Among efforts to increase bystander CPR:

• Spreading the "hands-only" word. In CPR guidelines updated this month, the heart association re-emphasizes a simple message: In most cases, anyone can start CPR using rapid chest pushes —  no mouth-to-mouth breathing required. People fully trained in CPR should still combine breaths and chest pushes, the association says, but anyone can do the basics. As the group's online videos teach: "Call 911 and then press hard and fast on the center of the chest … until help arrives."

• Teaching the rhythm. The most effective rate is 100 to 120 chest pushes a minute — which, appropriately enough, matches the beat of the disco classic Stayin' Alive. Lickenbrock says the airport training video used that Bee Gees song, and he had it in his head as he performed CPR two days later.

• Embracing technology. "The world has changed," Callaway says, and "everybody has a phone on their person." That means you can call 911 from anywhere, then use speaker mode to be coached through CPR. If you are trained, in some cities, you can download an app that will alert you when someone nearby needs CPR. Other apps can give you a metronome beat for chest pushes or tell you where the nearest automated external defibrillators (AEDs) are. And the AEDs now in many airports, schools and offices are designed so that anyone can follow instructions and safely use them. (If there is no defibrillator, the idea is to continue CPR until professionals arrive with one).

• Taking training to schools. In September, New York and Illinois became the 26th and 27th states to require CPR training for high school graduation. That's up from two states four years ago.

• Taking training to public places. The Dallas/Fort Worth airport training kiosk was a first, but six more training kiosks, including at least four at airports, will roll out in 2016, the heart association says.
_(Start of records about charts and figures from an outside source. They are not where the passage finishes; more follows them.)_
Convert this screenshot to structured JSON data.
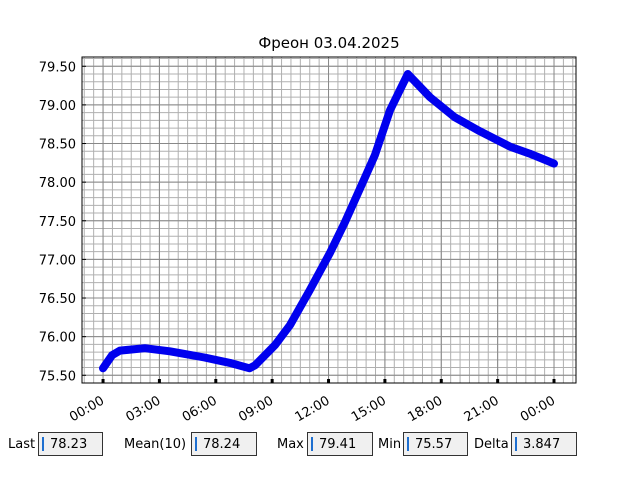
{
  "chart_data": {
    "type": "line",
    "title": "Фреон 03.04.2025",
    "x": [
      0,
      0.48,
      0.9,
      2.23,
      3.56,
      5.4,
      6.75,
      7.8,
      8.1,
      9.15,
      9.95,
      11.0,
      12.07,
      12.87,
      13.83,
      14.47,
      15.27,
      16.22,
      17.4,
      18.72,
      20.05,
      21.65,
      22.7,
      24
    ],
    "series": [
      {
        "name": "Фреон",
        "color": "#0000ee",
        "values": [
          75.59,
          75.76,
          75.82,
          75.85,
          75.81,
          75.73,
          75.66,
          75.59,
          75.63,
          75.89,
          76.15,
          76.6,
          77.08,
          77.48,
          78.0,
          78.35,
          78.93,
          79.4,
          79.1,
          78.84,
          78.66,
          78.46,
          78.37,
          78.24
        ]
      }
    ],
    "xlim": [
      -1.12,
      25.17
    ],
    "xticks": [
      {
        "value": 0,
        "label": "00:00"
      },
      {
        "value": 3,
        "label": "03:00"
      },
      {
        "value": 6,
        "label": "06:00"
      },
      {
        "value": 9,
        "label": "09:00"
      },
      {
        "value": 12,
        "label": "12:00"
      },
      {
        "value": 15,
        "label": "15:00"
      },
      {
        "value": 18,
        "label": "18:00"
      },
      {
        "value": 21,
        "label": "21:00"
      },
      {
        "value": 24,
        "label": "00:00"
      }
    ],
    "ylim": [
      75.4,
      79.62
    ],
    "yticks": [
      {
        "value": 75.5,
        "label": "75.50"
      },
      {
        "value": 76,
        "label": "76.00"
      },
      {
        "value": 76.5,
        "label": "76.50"
      },
      {
        "value": 77,
        "label": "77.00"
      },
      {
        "value": 77.5,
        "label": "77.50"
      },
      {
        "value": 78,
        "label": "78.00"
      },
      {
        "value": 78.5,
        "label": "78.50"
      },
      {
        "value": 79,
        "label": "79.00"
      },
      {
        "value": 79.5,
        "label": "79.50"
      }
    ],
    "grid": true
  },
  "stats": [
    {
      "label": "Last",
      "value": "78.23"
    },
    {
      "label": "Mean(10)",
      "value": "78.24"
    },
    {
      "label": "Max",
      "value": "79.41"
    },
    {
      "label": "Min",
      "value": "75.57"
    },
    {
      "label": "Delta",
      "value": "3.847"
    }
  ]
}
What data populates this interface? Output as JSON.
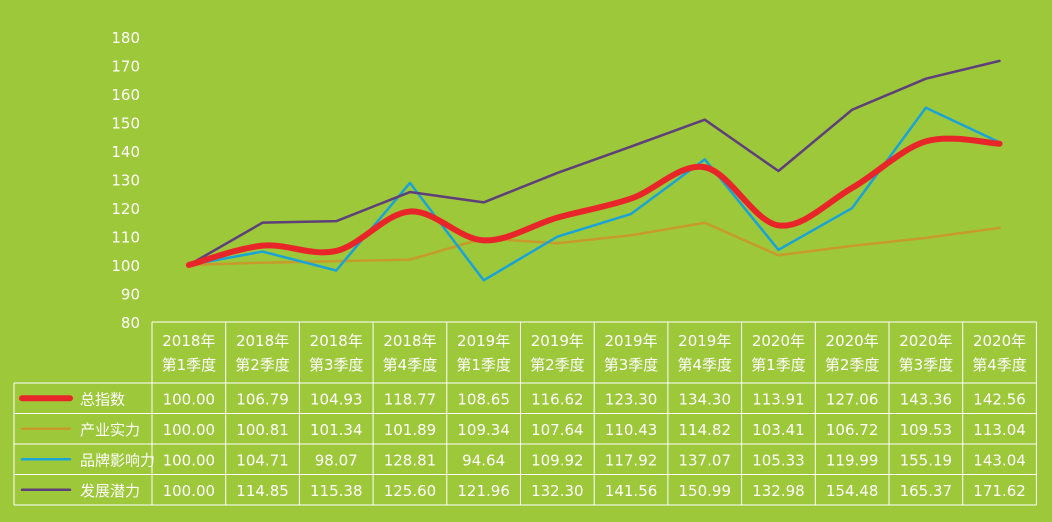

Traditional CPR training in a class with a live instructor, repeated every couple of years, remains the gold standard, says Richard Bradley, chief of emergency medical services at the University of Texas Health Science Center at Houston. Bradley is an adviser to the American Red Cross, which trains 2 million people a year.

But, he says, "if someone sees a cardiac arrest and they've never been trained, we don't' want them to say 'I've never been trained, so I can't do anything.' "

So why don't more people attempt CPR? Bradley and Callaway say the reasons can include:

• Not recognizing cardiac arrest. The major signs are total unresponsiveness and absent or abnormal breathing. "It's very dramatic, it's very serious, and your first reaction may be that this is not really happening," Callaway says.

• Fear of doing harm. People worry that they will push too hard and crack a rib. While that can happen, it's not life-threatening (unlike cardiac arrest), the doctors say. Also good to know: automated AEDs won't shock people who don't need shocks. And "good Samaritan" laws protect you from liability.